Clinical Doctorate in Anesthsia

Specialties CRNA

Published

I've read and heard that eventually, 2011 - 2013, the entry level degree into Nurse Anesthsia will be a Doctorate (comparable to PharmD). Can anyone at this time offer any specifics on how this is to be implemented?

I was pretty excited about reading this. I hope that it is more than just a measure to appease egos and status and more of a venture into an advanced knowledge base (research and clinical).

Do you think that it is even needed?

Specializes in Neuroscience ICU, Orthopedics.
Try this thread. it is a recent thread about clinical doctorates.

https://allnurses.com/forums/showthread.php?t=89795&highlight=doctorate

Thanks for the lead, Pete495!

from what i understand of this -

not much would change. most programs do enough clinical time to qualify for a clinical doctorate - which is what an MD is as well - a clinical doctorate. i don't think it is a move to change anything really - it is more a progression to give CRNA's a title that they already worked for.

i don't think it is a move to change anything really - it is more a progression to give CRNA's a title that they already worked for.

True, as has already been said by someone else in another post, if we want to be medical doctors then we should go to medical school. Nursing is nursing, and medicine is medicine. But I don't agree with the person who said that CRNAs who go after these clinical doctorate degrees are MD wannabes. Why would it be so objectionable for a clinical doctorate CRNA to use a title after his/her name after earning it through years of post-post graduate studies and experience in anesthesia practice? The physicians are extremely proud of those letters behind their names and they demand respect because of those letters, so why shouldn't nurses, be?
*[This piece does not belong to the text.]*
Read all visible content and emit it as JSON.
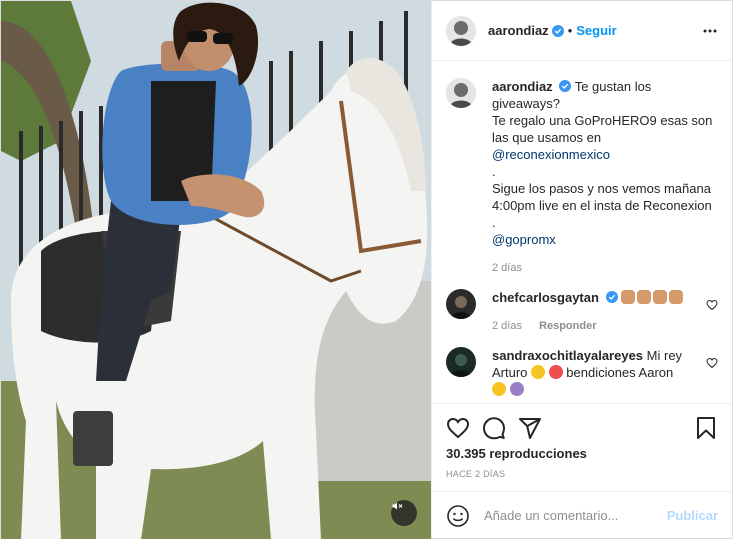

One reason this MDA vs CRNA thing has become such an explosive issue is the fact that some MDAs refuse to accept that nurses can be anything but lower-level caregivers who wipe butts and pass meds. Its totally inconceivable and unacceptable to them that some of us dare to call ourselves advance practice clinicians. This is no different from what the AMA has been trying to do with NPs for years. The physicians recently tried (again) to get the Florida senate to restrict the practice of NPs in that state but it all backfired because the senators saw that the FMA was simply on a power trip. I believe the physicians will be defeated again when the senate bills to restrict CRNA practice come up for voting. Its so obvious that these bills are motivated by greed for more $$$.

Specializes in Gerontological, cardiac, med-surg, peds.

There is another BIG consideration to the practice doctorate for APRN's that no one has brought to mind - namely, where are the professors going to come from to teach all of these advanced practice nursing doctorate students? My school of nursing is clamoring to attract qualified faculty, as they are losing 5 instructors this year alone (several of these are full professors with doctorates). There are simply not enough nurse educators in the "pipes" to replace all of the aging nursing faculty. Presently, Masters level faculty are being used quite extensively to teach these advanced practice students. IF the practice doctorate becomes the standard, then only faculty with doctorates will be able to teach these students. There are simply not enough nursing faculty with doctorates to do this. And, this situation is only going to get worse (not better!) with time.

Specializes in Nephrology, Cardiology, ER, ICU.

You have a valid point there for sure.

There is another BIG consideration to the practice doctorate for APRN's that no one has brought to mind - namely, where are the professors going to come from to teach all of these advanced practice nursing doctorate students?

There is most assuredly a huge nursing faculty shortage. However, one of the arguments FOR the practice doctorate is that it will help the faculty shortage.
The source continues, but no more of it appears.